Era uma vez um lugar de encanto

Desde que a praça de Mariana, o Jardim (cujo nome oficial é Praça Gomes Freire), começou a ser reformado, tentei não ser cética demais. Afinal, as mudanças de acessibilidade eram não apenas bemvindas, mas necessárias, ainda que a primeira versão entregue pela ubíqua e opaca Fundação Renova tenha sido, pra dizer o mínimo, desastrada.

Mas o tempo foi passando e de vez em quando dávamos voltas de carro em torno do Jardim. Foi ficando cada vez mais claro que, objetivamente, tudo estaria lá depois da reforma, como de fato está: bancos (até mais bancos), canteiros, laguinho, mais lixeiras. Até o histórico bebedouro para cavalos dentro de onde as crianças gostam de brincar foi reinstalado, depois de ter a pedra limpa.

Objetivamente, tudo está lá, o Jardim está em seu lugar. E, no entanto, nada continua como antes. A cada passeio que fazíamos, me vinha à mente a ideia de shopping. A Renova, essa fundação criada para dar uma aura de reparação mas para, na prática, negar e intimidar quem perdeu tudo na catástrofe da Barragem do Fundão, se esforçou para transformar a praça central de Mariana, tão distinguível em sua singeleza (tanto que foi até cenário recente de novela, ela, a praça), em um espaço qualquer de shopping, com aquela iluminação padronizada, a abundância de granito reluzindo pra todo lado, bancos novos e lixeiras, e qualquer sinal de temporalidade e historicidade apagado. Lá se foi a pintura azul do fundo do laguinho, substituída pela brancura das pedras novinhas, sem personalidade. Lá se foram ao chão várias árvores (talvez estivessem mortas, dirão, mas eu não tenho nenhum motivo e retrospecto para acreditar nas palavras da Renova). Lá se foi a pintura caiada das muretas, de aspecto decisivamente pitoresco e antigo. Antiquado, até. Era assim a praça.

No último domingo, passamos novamente de carro pela praça. E foi então que me vieram duas palavras: a primeira é assepsia. Deixaram o espaço limpinho, arrumadinho. Sem graça, sem vida, sem elan e sem aura. É uma praça de Mariana mas podia ser a praça de qualquer lugar em qualquer canto do mundo, tamanha sua pasteurização urbanística. A segunda é gentrificação, esse movimento de deixar tudo muito ordenado – ordeiro, bem à cara de certa burguesia que tampa o nariz para tudo que tem marca, história, imperfeição. Um capitalismo que reforma praças e as deixa brilhando para deleite do público enquanto arrasa ecossistemas, diante da apatia pública.

Essas coisas todas me passavam pela cabeça e eu as achava realmente muito importantes, até que Cecilia falou:

Não tem mais lugar pra brincar de esconde-esconde.

Não, não tem.
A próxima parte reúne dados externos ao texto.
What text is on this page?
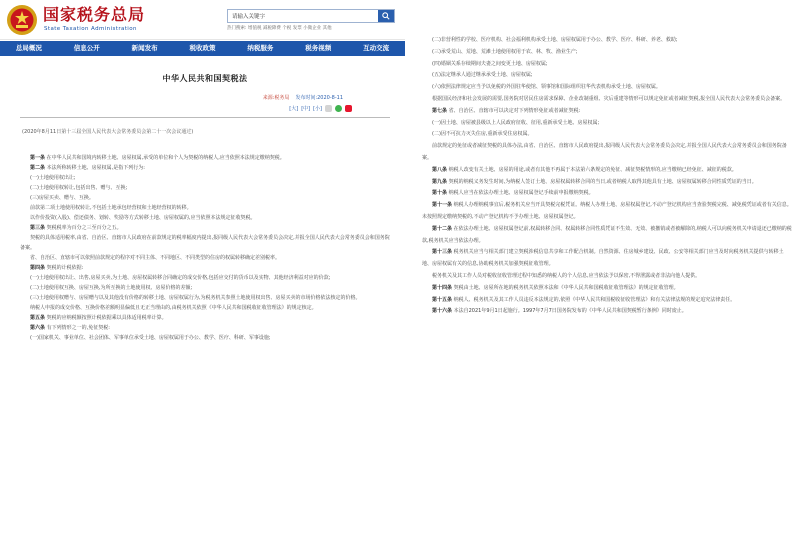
国家税务总局
State Taxation Administration
请输入关键字	热门搜索: 增值税 减税降费 个税 发票 小微企业 其他
总局概况	信息公开	新闻发布	税收政策	纳税服务	税务视频	互动交流
中华人民共和国契税法
来源:税务局 发布时间:2020-8-11
[大] [中] [小]
(2020年8月11日第十三届全国人民代表大会常务委员会第二十一次会议通过)
第一条 在中华人民共和国境内转移土地、房屋权属,承受的单位和个人为契税的纳税人,应当依照本法规定缴纳契税。
第二条 本法所称转移土地、房屋权属,是指下列行为:
(一)土地使用权出让;
(二)土地使用权转让,包括出售、赠与、互换;
(三)房屋买卖、赠与、互换。
前款第二项土地使用权转让,不包括土地承包经营权和土地经营权的转移。
以作价投资(入股)、偿还债务、划转、奖励等方式转移土地、房屋权属的,应当依照本法规定征收契税。
第三条 契税税率为百分之三至百分之五。
契税的具体适用税率,由省、自治区、直辖市人民政府在前款规定的税率幅度内提出,报同级人民代表大会常务委员会决定,并报全国人民代表大会常务委员会和国务院备案。
省、自治区、直辖市可以依照前款规定的程序对不同主体、不同地区、不同类型的住房的权属转移确定差别税率。
第四条 契税的计税依据:
(一)土地使用权出让、出售,房屋买卖,为土地、房屋权属转移合同确定的成交价格,包括应交付的货币以及实物、其他经济利益对应的价款;
(二)土地使用权互换、房屋互换,为所互换的土地使用权、房屋价格的差额;
(三)土地使用权赠与、房屋赠与以及其他没有价格的转移土地、房屋权属行为,为税务机关参照土地使用权出售、房屋买卖的市场价格依法核定的价格。
纳税人申报的成交价格、互换价格差额明显偏低且无正当理由的,由税务机关依照《中华人民共和国税收征收管理法》的规定核定。
第五条 契税的应纳税额按照计税依据乘以具体适用税率计算。
第六条 有下列情形之一的,免征契税:
(一)国家机关、事业单位、社会团体、军事单位承受土地、房屋权属用于办公、教学、医疗、科研、军事设施;
(二)非营利性的学校、医疗机构、社会福利机构承受土地、房屋权属用于办公、教学、医疗、科研、养老、救助;
(三)承受荒山、荒地、荒滩土地使用权用于农、林、牧、渔业生产;
(四)婚姻关系存续期间夫妻之间变更土地、房屋权属;
(五)法定继承人通过继承承受土地、房屋权属;
(六)依照法律规定应当予以免税的外国驻华使馆、领事馆和国际组织驻华代表机构承受土地、房屋权属。
根据国民经济和社会发展的需要,国务院对居民住房需求保障、企业改制重组、灾后重建等情形可以规定免征或者减征契税,报全国人民代表大会常务委员会备案。
第七条 省、自治区、直辖市可以决定对下列情形免征或者减征契税:
(一)因土地、房屋被县级以上人民政府征收、征用,重新承受土地、房屋权属;
(二)因不可抗力灭失住房,重新承受住房权属。
前款规定的免征或者减征契税的具体办法,由省、自治区、直辖市人民政府提出,报同级人民代表大会常务委员会决定,并报全国人民代表大会常务委员会和国务院备案。
第八条 纳税人改变有关土地、房屋的用途,或者有其他不再属于本法第六条规定的免征、减征契税情形的,应当缴纳已经免征、减征的税款。
第九条 契税的纳税义务发生时间,为纳税人签订土地、房屋权属转移合同的当日,或者纳税人取得其他具有土地、房屋权属转移合同性质凭证的当日。
第十条 纳税人应当在依法办理土地、房屋权属登记手续前申报缴纳契税。
第十一条 纳税人办理纳税事宜后,税务机关应当开具契税完税凭证。纳税人办理土地、房屋权属登记,不动产登记机构应当查验契税完税、减免税凭证或者有关信息。未按照规定缴纳契税的,不动产登记机构不予办理土地、房屋权属登记。
第十二条 在依法办理土地、房屋权属登记前,权属转移合同、权属转移合同性质凭证不生效、无效、被撤销或者被解除的,纳税人可以向税务机关申请退还已缴纳的税款,税务机关应当依法办理。
第十三条 税务机关应当与相关部门建立契税涉税信息共享和工作配合机制。自然资源、住房城乡建设、民政、公安等相关部门应当及时向税务机关提供与转移土地、房屋权属有关的信息,协助税务机关加强契税征收管理。
税务机关及其工作人员对税收征收管理过程中知悉的纳税人的个人信息,应当依法予以保密,不得泄露或者非法向他人提供。
第十四条 契税由土地、房屋所在地的税务机关依照本法和《中华人民共和国税收征收管理法》的规定征收管理。
第十五条 纳税人、税务机关及其工作人员违反本法规定的,依照《中华人民共和国税收征收管理法》和有关法律法规的规定追究法律责任。
第十六条 本法自2021年9月1日起施行。1997年7月7日国务院发布的《中华人民共和国契税暂行条例》同时废止。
E não importam a assepsia, o ar de shopping, a gentrificação. A rua já é um lugar inóspito para as infâncias, com seus carros, ônibus, emergências e acidentes. Sem nenhum acolhimento para quem vê, a rua, mais perto do chão. O Jardim era isso mesmo, um jardim, um respiro e refúgio no espaço público. Ao ouvir aquilo, me cortou o coração saber que minha filha e centenas de crianças não terão mais a floresta indomada do Jardim pra se esconder e criar fantasias de mistério, perseguição e descoberta.

Atrás das plantas enormes, das árvores majestosas. Tudo se foi. Tudo agora é falsa transparência, e o que as crianças viam na praça era o encanto que tem desaparecido progressivamente do mundo, que teimava em persistir aqui e ali, mas que a máquina capitalista, nossa máquina minerária mineira, passou por cima com a retroescavadeira.

Chamem-me de nostálgica, não dou a mínima. Já faz tempo o suficiente que a história demonstra que o futuro não significa progresso, apenas barbárie.

Foto da Ticiane Gomes, que também não reconhece mais o lugar de seus afetos.